Does our human resources function help us find and hire exceptional people, or does it limit us to people who are paid average or, if we are lucky, just above average salary, benefits, and other compensation?

Do you really expect to hire exceptional people with just-above-average compensation?

Are we encouraged to recognize our people – all our people – as exceptional, or are we required to grade their performance on a curve?

At one of the companies where I was head of internal audit (CAE), I inherited an existing team. I would rate only two of the staff (one in US and one in Singapore) as stars; a few had the potential of being very good; a couple were struggling; and the rest were “average”. They were competent, but had little potential for growth and were tolerated rather than welcomed by our customers.

I demanded more, in part because I was changing the style of the audit department so that instead of working in large teams, people were working in pairs or individually. This required more initiative, leadership, and exercise of common sense and business judgment.
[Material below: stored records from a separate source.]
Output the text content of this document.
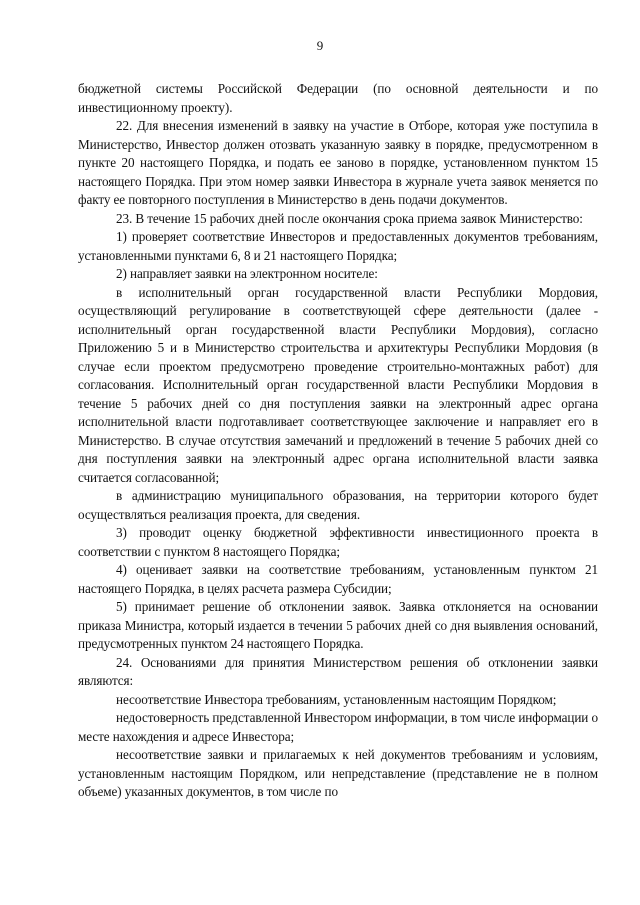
9

бюджетной системы Российской Федерации (по основной деятельности и по инвестиционному проекту).

22. Для внесения изменений в заявку на участие в Отборе, которая уже поступила в Министерство, Инвестор должен отозвать указанную заявку в порядке, предусмотренном в пункте 20 настоящего Порядка, и подать ее заново в порядке, установленном пунктом 15 настоящего Порядка. При этом номер заявки Инвестора в журнале учета заявок меняется по факту ее повторного поступления в Министерство в день подачи документов.

23. В течение 15 рабочих дней после окончания срока приема заявок Министерство:

1) проверяет соответствие Инвесторов и предоставленных документов требованиям, установленными пунктами 6, 8 и 21 настоящего Порядка;

2) направляет заявки на электронном носителе:

в исполнительный орган государственной власти Республики Мордовия, осуществляющий регулирование в соответствующей сфере деятельности (далее - исполнительный орган государственной власти Республики Мордовия), согласно Приложению 5 и в Министерство строительства и архитектуры Республики Мордовия (в случае если проектом предусмотрено проведение строительно-монтажных работ) для согласования. Исполнительный орган государственной власти Республики Мордовия в течение 5 рабочих дней со дня поступления заявки на электронный адрес органа исполнительной власти подготавливает соответствующее заключение и направляет его в Министерство. В случае отсутствия замечаний и предложений в течение 5 рабочих дней со дня поступления заявки на электронный адрес органа исполнительной власти заявка считается согласованной;

в администрацию муниципального образования, на территории которого будет осуществляться реализация проекта, для сведения.

3) проводит оценку бюджетной эффективности инвестиционного проекта в соответствии с пунктом 8 настоящего Порядка;

4) оценивает заявки на соответствие требованиям, установленным пунктом 21 настоящего Порядка, в целях расчета размера Субсидии;

5) принимает решение об отклонении заявок. Заявка отклоняется на основании приказа Министра, который издается в течении 5 рабочих дней со дня выявления оснований, предусмотренных пунктом 24 настоящего Порядка.

24. Основаниями для принятия Министерством решения об отклонении заявки являются:

несоответствие Инвестора требованиям, установленным настоящим Порядком;

недостоверность представленной Инвестором информации, в том числе информации о месте нахождения и адресе Инвестора;

несоответствие заявки и прилагаемых к ней документов требованиям и условиям, установленным настоящим Порядком, или непредставление (представление не в полном объеме) указанных документов, в том числе по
The couple that were struggling recognized they were not going to be able to meet the new standard and left of their own volition. A few others saw the opportunity to growth and seized it. But the rest of the “average” performers remained average.

I was able, over time, to find positions for a couple of these people but the rest seemed to have glue on their feet. They enjoyed the new work and challenges, but were setting nobody on fire.

Our human resources function (HR) was no help. Since their work performance was “adequate”, I had no ethical way to move their sticky feet.

I wished I could have rolled back the clock and persuaded my predecessor to hire better people, people with greater intellect, curiosity, and imagination.

I have made a habit, now, of fighting hard to create an environment that lets me hire exceptional people. For that I need pay ranges agreed with HR that let me pay attractive salaries and offer excellent benefits, bonuses, etc. I need job titles that give the people pride in their position and responsibilities. Finally, I need the ability to rate all my people where they truly deserve to be rated – as exceptional performers.

Does your HR function let you hire the best possible person – and that is not the best you can find at the permitted rate, but the best you can find for the job you need done? Or are they a drag on performance?

How many of your sales team are “average”?

How many of your engineers are “average”?

What are you doing about it?

I welcome your comments and stories.